What is Passive Smoking?
When someone breathes in a combination of smoke coming from the end of a lit cigarette or cigar, and the smoke exhaled by a smoker; it’s referred to as passive smoking. This smoke is called secondhand smoke or environmental tobacco smoke.
Passive smoking has several effects on the body. Scientific evidence about passive smoking highlights the dangers of secondhand smoke. Here are some facts about secondhand smoke:
- Non-smokers that are exposed to secondhand smoke are usually at an increased risk for developing lung cancer
- Secondhand smoke can lead to premature death in non-smokers
- Non-smokers living with a smoker are about 20% to 30% more likely to suffer from lung cancer
- The secondhand smoke contains over 7000 different chemicals, 69 of which are carcinogenic
- Passive smoking raises the chance of developing coronary heart disease by about 25% to 40%, which stands at the same level as that of a smoker
- There’s no known safe level in terms of exposure to secondhand smoke
- Your health can start improving immediately when you quit smoking
Why Secondhand Smoke is Dangerous
Passive smoking can be very damaging, even though the passive smoker doesn’t breathe in as much smoke as a smoker does. The answer lies in the fact that;
- Once tobacco in a cigarette is burnt, the side stream smoke (smoke burning at the end of a cigarette) can be more toxic than the one the smoker inhales.

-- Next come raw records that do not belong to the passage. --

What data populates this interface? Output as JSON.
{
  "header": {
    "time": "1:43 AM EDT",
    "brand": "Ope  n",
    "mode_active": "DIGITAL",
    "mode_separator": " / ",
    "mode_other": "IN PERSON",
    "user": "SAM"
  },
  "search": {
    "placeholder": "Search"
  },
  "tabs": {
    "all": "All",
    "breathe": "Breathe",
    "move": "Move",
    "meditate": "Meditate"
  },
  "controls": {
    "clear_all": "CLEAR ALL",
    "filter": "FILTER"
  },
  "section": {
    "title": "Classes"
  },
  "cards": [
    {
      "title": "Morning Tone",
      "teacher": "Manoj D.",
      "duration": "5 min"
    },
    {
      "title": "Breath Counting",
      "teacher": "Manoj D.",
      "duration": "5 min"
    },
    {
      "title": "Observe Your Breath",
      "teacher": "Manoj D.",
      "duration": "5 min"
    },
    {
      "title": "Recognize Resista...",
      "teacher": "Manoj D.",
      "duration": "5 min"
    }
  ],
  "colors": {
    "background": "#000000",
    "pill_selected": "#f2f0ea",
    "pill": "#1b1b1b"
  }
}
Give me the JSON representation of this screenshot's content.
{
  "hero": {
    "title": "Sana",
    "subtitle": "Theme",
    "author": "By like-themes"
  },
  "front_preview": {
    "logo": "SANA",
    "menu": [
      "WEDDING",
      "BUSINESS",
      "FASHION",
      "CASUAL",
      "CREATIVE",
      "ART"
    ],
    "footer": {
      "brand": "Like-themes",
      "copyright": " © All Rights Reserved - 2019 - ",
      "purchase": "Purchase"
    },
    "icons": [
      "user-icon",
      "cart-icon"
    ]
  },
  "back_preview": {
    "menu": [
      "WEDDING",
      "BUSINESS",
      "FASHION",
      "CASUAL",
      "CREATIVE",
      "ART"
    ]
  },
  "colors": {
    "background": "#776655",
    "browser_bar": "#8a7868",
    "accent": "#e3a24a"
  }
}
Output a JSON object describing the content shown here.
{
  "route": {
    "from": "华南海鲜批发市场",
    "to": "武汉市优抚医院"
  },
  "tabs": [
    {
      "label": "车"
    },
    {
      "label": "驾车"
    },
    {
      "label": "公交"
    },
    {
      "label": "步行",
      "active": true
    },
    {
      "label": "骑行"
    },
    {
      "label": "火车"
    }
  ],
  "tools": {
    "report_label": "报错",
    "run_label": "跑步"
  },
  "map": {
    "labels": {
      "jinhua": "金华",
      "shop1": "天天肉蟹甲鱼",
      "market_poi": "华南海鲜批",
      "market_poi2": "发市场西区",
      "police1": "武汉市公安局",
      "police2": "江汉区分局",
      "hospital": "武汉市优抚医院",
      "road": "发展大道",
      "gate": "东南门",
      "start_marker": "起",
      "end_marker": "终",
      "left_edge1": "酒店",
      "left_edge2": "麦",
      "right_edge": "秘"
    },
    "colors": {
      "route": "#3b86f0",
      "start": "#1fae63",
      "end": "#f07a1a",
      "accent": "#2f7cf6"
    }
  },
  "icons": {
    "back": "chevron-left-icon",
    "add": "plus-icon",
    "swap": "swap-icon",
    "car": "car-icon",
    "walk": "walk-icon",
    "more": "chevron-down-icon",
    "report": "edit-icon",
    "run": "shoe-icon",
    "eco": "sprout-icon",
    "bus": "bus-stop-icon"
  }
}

- Low doses of tobacco smoke are all that’s needed to trigger a series of events in the body that can cause heart disease
- The side stream smoke might even get more toxic as it goes from fresh to stale
- Research highlights that the exposure to secondhand smoke for several minutes or a few hours can be as damaging as chronic smoking to the heart
But what can you do about secondhand smoke if you are still smoking? Well, if you are still not ready to quit smoking, you should at least consider how you could reduce the impact of your smoking to those around you, or many people have switched to e cigarettes which contains eliquid which does not have an effect on passive smoking.
Keep in mind that cigarette smoke moves around in the air and it can easily be inhaled by those around you. Moreover, the impact of secondhand smoke to those around you can be quite significant, and it’s not only about the amount of smoke here; but the type of smoke and the damaging effects it can produce in the body, even in small amounts.
The following are some quick tips on how you can reduce the impact of passive smoking on others:
Avoid smoking in the house at all costs, to reduce the impact of passive smoking to the health of your family. Wearing a “smoking jacket” is a great idea, which you can take off before entering your home, and perhaps change your clothes or take a shower.
Take your time to plan your journey on quitting smoking. The ideal way of protecting the people around you from the dangers of secondhand smoke is making quitting your number one priority. Why not start today?